Se rendant compte de l’intérêt grandissant pour ce genre inédit, la société décide d’en faire son fond de commerce. Si la notion de scoring faisait déjà partie intégrante du shoot’em up dit traditionnel, les joueurs ont trouvé avec le manic un attrait encore plus grand. Le challenge est si corsé que les défis « classiques » comme le double play (contrôler deux vaisseaux en même temps) ou encore le 1CC (finir avec un seul crédit) s’en retrouvent davantage excitants, les sensations exacerbées.

Cave a ainsi mis au monde des hits prodigieux tels que Guwange en 1999, Espgaluda en 2003 ou Mushihime-Sama en 2004. D’ailleurs, le succès est tel que des séries ont découlé de la plupart de ces titres.

Mushihime-Sama Futari 1.5 ou l'enfer fait manic !

De l’émulation aux références intemporelles
Cependant, il n’y a pas que Cave qui se donne corps et âme pour le Danmaku et fleurissent des dizaines de softs rivaux surfant sur cette tendance. Parmi les plus notables, on se souvient de Radiant Silvergun (Treasure, 1998) qui, par sa réalisation et ses idées, est considéré par beaucoup comme le plus novateur des shoot’em up. Jouant sur plusieurs tableaux, il inclut de la réflexion, des éléments de RPG et de puzzle. Il met aussi en place deux principes ingénieux. Le scratching (aussi connu sous les termes grazing et buzzing) tout d’abord qui pousse à jouer avec la petitesse de la hitbox pour offrir des bonus si l’on frôle les projectiles ennemis. Ensuite, le chain qui encourage à détruire les ennemis de même couleur par paquet de trois en vue de décupler les points. Ikaruga, son successeur en 2001, reprend ce dernier tout en ajoutant un système basé sur des couleurs. D’une simple pression sur la touche adéquate, votre vaisseau change de polarité. Quand il est noir, il peut encaisser les attaques noires, n’est vulnérable qu’aux tirs blancs et se retrouve plus puissant face aux ennemis blancs. Et vice-versa. Tout simplement extraordinaire.

Capcom réussit aussi à creuser son trou avec Gigawing en 1999, qui inspirera nombre de jeux avec son idée de bouclier réflecteur. Il réitère l’exploit avec une suite en 2000 mais on retiendra surtout l’impressionnant Mars Matrix : Hyper Solid Shooting, qui mixe à merveille plusieurs concepts, la même année.

Le très dynamique Mars Matrix de Capcom reste un monument du genre.
En dépit de cette formidable concurrence (et encore nous n’avons pas énuméré la totalité des talentueux candidats) ainsi que son côté confidentiel, Touhou Project reste à ce jour la série la plus suivie par les fans.

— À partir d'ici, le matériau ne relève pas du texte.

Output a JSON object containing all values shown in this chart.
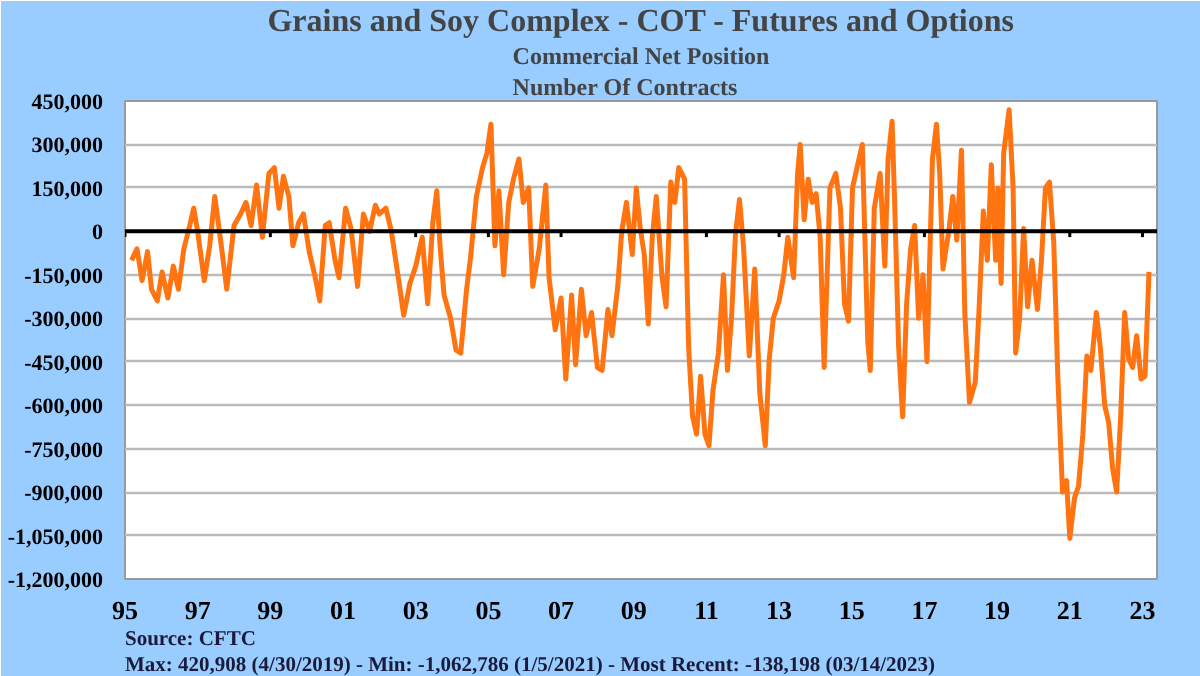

Voici une vidéo assez spectaculaire d'un double play sur Ikaruga, l'un des plus beaux joyaux du shoot'em up. Merci Treasure =)


Les atouts de Touhou
Ce qui enchante grandement dans ce projet c’est tout d’abord son univers. La région fictive de Gensoukyou (littéralement pays imaginaire) est peuplée par les démons, les esprits et autres monstres du folklore japonais. Connus sous l’appellation de youkai, ils terrorisent les terres limitrophes et persécutent les pauvres hères qui s’aventurent trop près de leur territoire. Le combat fait rage jusqu’à ce que les exorcistes (ou miko) du temple Hakurei, situé en bordure de Gensoukyou, scellent l’endroit. Désormais, plus personne ne peut y entrer ou en sortir sans passer par le sanctuaire. Cette contrée éloignée devient alors le théâtre d’affrontements dantesques entre youkai et miko. On est en plein cœur d’un Japon féodal où la technologie a depuis longtemps laissé place à la sorcellerie. Gensoukyou a tout d’un conte de fées. Un conte de filles même ! En effet, Touhou Project se distingue également en proposant des personnages féminins pour représenter les acteurs capitaux de la série.

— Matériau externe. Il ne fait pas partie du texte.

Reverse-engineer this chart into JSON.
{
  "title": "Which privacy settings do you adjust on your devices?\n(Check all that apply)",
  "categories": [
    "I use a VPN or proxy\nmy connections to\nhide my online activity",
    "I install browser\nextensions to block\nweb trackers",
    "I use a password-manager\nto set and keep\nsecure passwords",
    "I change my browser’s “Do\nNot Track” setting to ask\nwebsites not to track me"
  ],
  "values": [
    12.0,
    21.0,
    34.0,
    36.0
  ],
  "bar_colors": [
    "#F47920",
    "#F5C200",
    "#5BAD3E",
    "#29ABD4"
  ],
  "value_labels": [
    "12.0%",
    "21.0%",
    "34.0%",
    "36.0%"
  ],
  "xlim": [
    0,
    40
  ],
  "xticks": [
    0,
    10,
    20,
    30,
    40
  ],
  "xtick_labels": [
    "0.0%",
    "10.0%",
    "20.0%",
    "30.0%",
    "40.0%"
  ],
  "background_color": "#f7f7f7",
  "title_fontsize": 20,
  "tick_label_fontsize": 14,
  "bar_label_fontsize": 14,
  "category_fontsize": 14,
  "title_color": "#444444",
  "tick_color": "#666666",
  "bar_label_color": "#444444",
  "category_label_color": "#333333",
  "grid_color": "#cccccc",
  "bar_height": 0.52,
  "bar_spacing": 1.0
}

Gensoukyou a droit à un casting bien rempli et tout à fait accueillant.
Le character design n’est d’ailleurs pas en reste. Toutes les filles sont dotées d’une identité propre et apportent réellement un cachet à l’ambiance. Plutôt rare pour un shoot’em up. Elles sont d’autant plus attachantes qu’elles reviennent de manière récurrente. De nombreuses rivales de Reimu Hakurei deviennent par exemple des personnages jouables au fil des aventures.

Et le casting de Touhou Project compte plusieurs dizaines de protagonistes tous aussi travaillés les uns que les autres !

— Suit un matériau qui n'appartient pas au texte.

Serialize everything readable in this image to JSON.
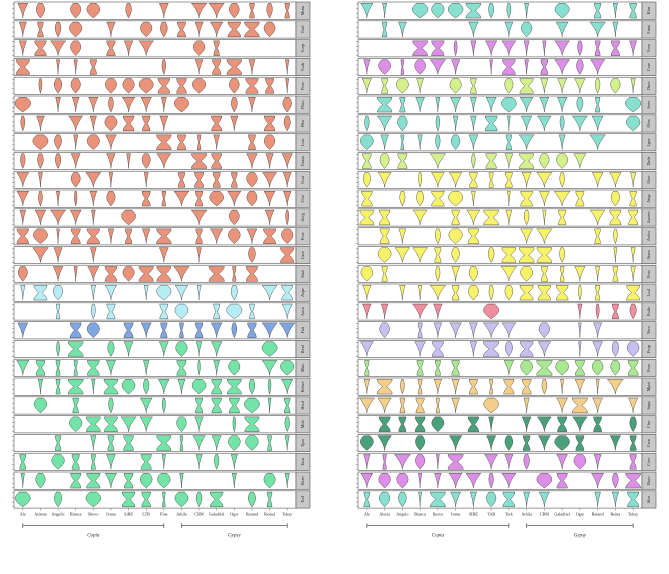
{
  "chart_data": [
    {
      "type": "violin",
      "panel": "left",
      "categories": [
        "Ale",
        "Atlanta",
        "Angelic",
        "Bianca",
        "Brevo",
        "Ivana",
        "SiRE",
        "LTR",
        "Fine",
        "Athila",
        "CRM",
        "Galadriel",
        "Ogre",
        "Retand",
        "Reinal",
        "Tekay"
      ],
      "facets": [
        "Mutu",
        "Trad",
        "Vcep",
        "Vcab",
        "Pcoc",
        "Pbco",
        "Ptha",
        "Lcar",
        "Gmax",
        "Grai",
        "Cfur",
        "Acfg",
        "Pcoc",
        "Csce",
        "Stuh",
        "Aspe",
        "Ancu",
        "Patt",
        "Bvul",
        "Msin",
        "Relarc",
        "Hvul",
        "Mdo",
        "Tpra",
        "Tacu",
        "Bcen",
        "Tcel"
      ],
      "series_colors": {
        "group1": "#e8937a",
        "group2": "#b6ecf3",
        "group3": "#7fa6e0",
        "group4": "#74e3a8"
      },
      "facet_color_groups": [
        "group1",
        "group1",
        "group1",
        "group1",
        "group1",
        "group1",
        "group1",
        "group1",
        "group1",
        "group1",
        "group1",
        "group1",
        "group1",
        "group1",
        "group1",
        "group2",
        "group2",
        "group3",
        "group4",
        "group4",
        "group4",
        "group4",
        "group4",
        "group4",
        "group4",
        "group4",
        "group4"
      ],
      "brackets": [
        {
          "label": "Copia",
          "from": "Ale",
          "to": "Fine"
        },
        {
          "label": "Gypsy",
          "from": "Athila",
          "to": "Tekay"
        }
      ]
    },
    {
      "type": "violin",
      "panel": "right",
      "categories": [
        "Ale",
        "Alesia",
        "Angelo",
        "Bianca",
        "Ikeros",
        "Ivana",
        "SIRE",
        "TAR",
        "Tork",
        "Athila",
        "CRM",
        "Galadriel",
        "Ogre",
        "Retand",
        "Reina",
        "Tekay"
      ],
      "facets": [
        "Kfm",
        "Fmat",
        "Vcen",
        "Core",
        "Dsco",
        "Sroo",
        "Ohrs",
        "Lpur",
        "Dadz",
        "Aher",
        "Atup",
        "Aacem",
        "Aofm",
        "Atam",
        "Pcoc",
        "Lcal",
        "Pcale",
        "Tecn",
        "Pcap",
        "Pcan",
        "Mpoi",
        "Sepa",
        "Cfur",
        "Ceru",
        "Cver",
        "Bsco",
        "Sfce"
      ],
      "series_colors": {
        "purple": "#dd8ee6",
        "green": "#d3f08a",
        "teal": "#86dfcf",
        "yellow": "#f7f26a",
        "pink": "#ef8e9e",
        "lavender": "#c7bff0",
        "lightgreen": "#a9e890",
        "orange": "#f4cf8a",
        "darkgreen": "#4aa07a"
      },
      "facet_color_groups": [
        "teal",
        "teal",
        "purple",
        "purple",
        "green",
        "teal",
        "teal",
        "teal",
        "green",
        "yellow",
        "yellow",
        "yellow",
        "yellow",
        "yellow",
        "yellow",
        "yellow",
        "pink",
        "lavender",
        "lavender",
        "lightgreen",
        "orange",
        "orange",
        "darkgreen",
        "darkgreen",
        "purple",
        "purple",
        "teal"
      ],
      "brackets": [
        {
          "label": "Copia",
          "from": "Ale",
          "to": "Tork"
        },
        {
          "label": "Gypsy",
          "from": "Athila",
          "to": "Tekay"
        }
      ]
    }
  ]
}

La magie de la musique et des Spellcards
S’il est de coutume que les shoot’em up aient en général droit à un environnement sonore de qualité, le travail de ZUN, véritable virtuose de la musique, à ce niveau-là se révèle particulièrement inspiré. Les innombrables morceaux qui composent les différents titres de la Team Shanghai Alice, originaux et entraînants, collent toujours parfaitement à l’action, ainsi qu’aux personnages mis en scène. Il n’est pas étonnant de voir dans le commerce plusieurs compilations regroupant ses compositions. Des fans de Touhou ne le connaissent d’ailleurs qu’à travers ces OST.
Autre particularité qui fait le bonheur des fans de la saga, les bullet patterns (motifs de tirs ennemis) apparaissent plus recherchés et artistiques que chez la concurrence. Les boss (il faut savoir que dans un Touhou, les stages ne brillent pas par leur longueur et ce sont les confrontations ultimes qui constituent le cœur du jeu) s’en donnent à cœur joie. Chaque assaut lancé par ces derniers est l’occasion d’assister à des cartes postales de toute beauté en mouvement. La complexité de ces schémas d’attaque rime forcément avec difficulté et le challenge est de tenir jusqu’au bout. Cela devient très vite infernal lors de leurs pouvoirs suprêmes, les Spellcards. Ici, tout est décuplé à outrance et on a l’impression de devoir passer au-travers de véritables feux d’artifice. Pour survivre, il vaut mieux avoir un œil exercé et une concentration affûtée. Stressant mais jouissif.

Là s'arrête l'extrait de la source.